Ses entraillent chantaient la fange et l'oubli.
Elle pensait s'en sortir, mais ne pouvait rien y faire.
Ce qu'elle fait là n'a pas d'importance. Elle est tombée. Il y a longtemps déjà, et pour dire vrai, tomber d'un chalutier une dernière fois, les mains et les pieds entravés, était la chute la plus inspirée de son existence...
Moules, calamars, poulpes et crabes dans la nasse, remontent d'étranges effluves marines. Ci et là, dans le fond des grillages, des algues suspectes attirent l'oeuil du pêcheur, "qu'est-ce donc qu' vindiou, que c' bouts de filles cachés entr' mes poissons ?" Car ils sont des poissons, la rime primant ici sur la raison. Ainsi Estel, perdue dans son grand blouson marron, dormait sur un coussin de méduse, claire et fantasque sirène à queue de mérou, et ses longs cheveux coulaient sur le pont, mouillés d'écume, un vieux marin bot tirait sur sa pipe en regardant l'horizon, et Estel avait retrouvé sa pudeur.
C'est ainsi que la lumière retombe, laissant ces éclats fuire vers le couchant.
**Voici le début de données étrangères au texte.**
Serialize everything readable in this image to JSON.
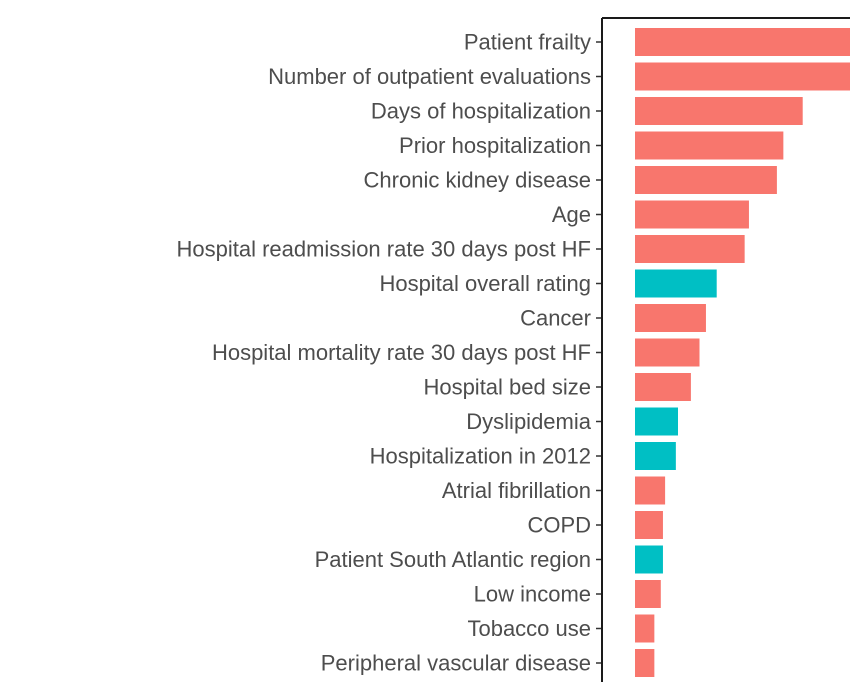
{
  "chart_data": {
    "type": "bar",
    "orientation": "horizontal",
    "title": "",
    "xlabel": "",
    "ylabel": "",
    "grid": false,
    "legend": "none",
    "xlim": [
      0,
      100
    ],
    "colors": {
      "positive": "#F8766D",
      "negative": "#00BFC4"
    },
    "categories": [
      "Patient frailty",
      "Number of outpatient evaluations",
      "Days of hospitalization",
      "Prior hospitalization",
      "Chronic kidney disease",
      "Age",
      "Hospital readmission rate 30 days post HF",
      "Hospital overall rating",
      "Cancer",
      "Hospital mortality rate 30 days post HF",
      "Hospital bed size",
      "Dyslipidemia",
      "Hospitalization in 2012",
      "Atrial fibrillation",
      "COPD",
      "Patient South Atlantic region",
      "Low income",
      "Tobacco use",
      "Peripheral vascular disease"
    ],
    "values": [
      100,
      100,
      78,
      69,
      66,
      53,
      51,
      38,
      33,
      30,
      26,
      20,
      19,
      14,
      13,
      13,
      12,
      9,
      9
    ],
    "groups": [
      "positive",
      "positive",
      "positive",
      "positive",
      "positive",
      "positive",
      "positive",
      "negative",
      "positive",
      "positive",
      "positive",
      "negative",
      "negative",
      "positive",
      "positive",
      "negative",
      "positive",
      "positive",
      "positive"
    ]
  }
}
Un chemin d'empreintes nues
Serpente entre les Terres Sèches
Sème le trouble à ses arrières
Moissone la lumière
La paix, l'amour et le pardon
Et réclame tout ce qui se fait
Vanité
Que de croire que le plus petit chemin
Me demande que je l'emprunte
Vanité
Reste-t-il une place
Pour ce qui ne s'apprend pas ?
Reste-t-il un endroit
Sans trace de pas
Sans chemin que j'arpente
En le maudissant d'être connu ?
Les Abysses
Demain je plongerai seule
Dans le froid et le noir
Je plongerai sans peur
Et seule j'en sortirai.
Vous trouverez si je me perds
Collé entre les gallets,
Un bout de mon corps,
Une mèche de vie
Et si j'en réchappe
Vous ne trouverez rien.
Un peu d'eau et de vase
Dans le fond du jardin
Une légère brume
Sous le tilleul de l'entrée
A peine de quoi vous rappeler
Mon existence.
Les Abysses ne me demandent pas
Elles ne m'appellent pas
Elles sont tout ce qui ne se fait pas
Tout ce qui n'existe pas
Les Abysses m'appartiennent.
Demain arrive
Je serai les Abysses
Et la lumière s'y perdra.
A
Article mis en brouillon en mai 2007, mis en ligne et "finalisé" le 1er novembre 2008.